At the heart of the Fluid container, alongside your code, are its Distributed Data Structures (DDSes). DDS look like local objects to your code, but they’re not true local objects. Changes can be made over the Fluid service, with ops carrying change events that must be parsed and merged into the appropriate DDSes. Applications can have multiple DDSes hosting different types of data structure. Different types have different merge strategies, handling how conflicts between different ops are managed.

Many are termed “optimistic,” in that local changes are applied before an op is reflected back from a server. For example, in a shared document, you see your changes as you make them, whereas remote ops are applied as they arrive. More complex DDSes use “consensus-based” structures, where ops are only applied as they are received from the Fluid service. That doesn’t mean that all the clients have agreed on the changes made in the op, it’s that they are all applying the same ops in the order that they’re relayed, even if they originate locally.

DDSes fall into three buckets: key/value data, sequential data, and specialized data structures. There’s a lot to drill down into these structures, especially how they support different consistency models. The simpler options may seem limiting, but they’re actually a set of foundational data types that can be combined to build more complex structures. The more specialized structures are perhaps less important, offering tools for sharing digital ink (perhaps more interesting with tablet devices and the new pen-enabled Surface Duo folding phone) and for working with shared text.

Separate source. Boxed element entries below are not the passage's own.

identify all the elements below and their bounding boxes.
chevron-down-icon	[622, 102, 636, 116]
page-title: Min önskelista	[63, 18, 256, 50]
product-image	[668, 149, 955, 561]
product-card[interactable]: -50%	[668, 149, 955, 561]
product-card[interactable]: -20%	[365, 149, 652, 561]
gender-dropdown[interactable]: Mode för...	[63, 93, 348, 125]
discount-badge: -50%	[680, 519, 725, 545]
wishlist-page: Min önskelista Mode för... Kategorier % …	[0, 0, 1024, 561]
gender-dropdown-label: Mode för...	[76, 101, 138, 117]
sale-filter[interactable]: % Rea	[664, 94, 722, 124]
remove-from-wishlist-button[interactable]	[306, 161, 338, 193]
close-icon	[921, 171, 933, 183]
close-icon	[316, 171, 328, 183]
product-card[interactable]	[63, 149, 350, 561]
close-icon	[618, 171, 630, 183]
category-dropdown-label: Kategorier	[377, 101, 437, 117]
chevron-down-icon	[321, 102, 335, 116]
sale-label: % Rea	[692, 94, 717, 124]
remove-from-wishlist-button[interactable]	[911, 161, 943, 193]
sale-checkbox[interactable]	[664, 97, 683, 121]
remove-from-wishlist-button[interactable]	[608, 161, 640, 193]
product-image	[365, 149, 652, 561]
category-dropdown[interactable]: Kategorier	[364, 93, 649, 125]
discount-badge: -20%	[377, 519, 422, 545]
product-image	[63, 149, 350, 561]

Building Fluid applications

Code is developed in TypeScript using the Aqueduct library. This sits on top of the framework, providing base classes that make it easier to work with DDSes and other Fluid constructs. This builds on a DataObject class to host DDSes in a SharedDirectory. Once initialized, DDSes are always available to your code, simplifying accessing and using shared data. The library includes a DataObjectFactory to construct DataObjects, giving you tools to quickly and consistently build new DDSes.

It’s important to note that the models Fluid uses are best suited to small and midsized collaborations. Using the last writer wins approach with hundreds of clients connected over international connections could be a problem if lots of edits are being made close together in a document. But with a relatively small number of users working across a large document that’s being saved to a common store, it’s going to be easy for the Fluid-hosted content to converge on a consistent consensus.

These are still early days for the Fluid Framework, and this initial release of code is not intended as shipping code. That’s to be expected, as it’s very much still under development, with some scenarios still to be delivered. But there’s enough here to get started building trial collaborative applications, looking at how your users might need to share documents and other content.

It’s certainly interesting to see that Fluid supports many more data structures than strings. It’s possible to imagine many more collaborative scenarios than traditional co-editing, from spreadsheets, to simple databases, to drawing, and to editing and annotating images. What’s perhaps more important is that these scenarios go a lot further than traditional desktop knowledge workers. You could easily build these into mobile applications for frontline workers who traditionally haven’t been given access to collaboration tools, but still need to work together to solve problems.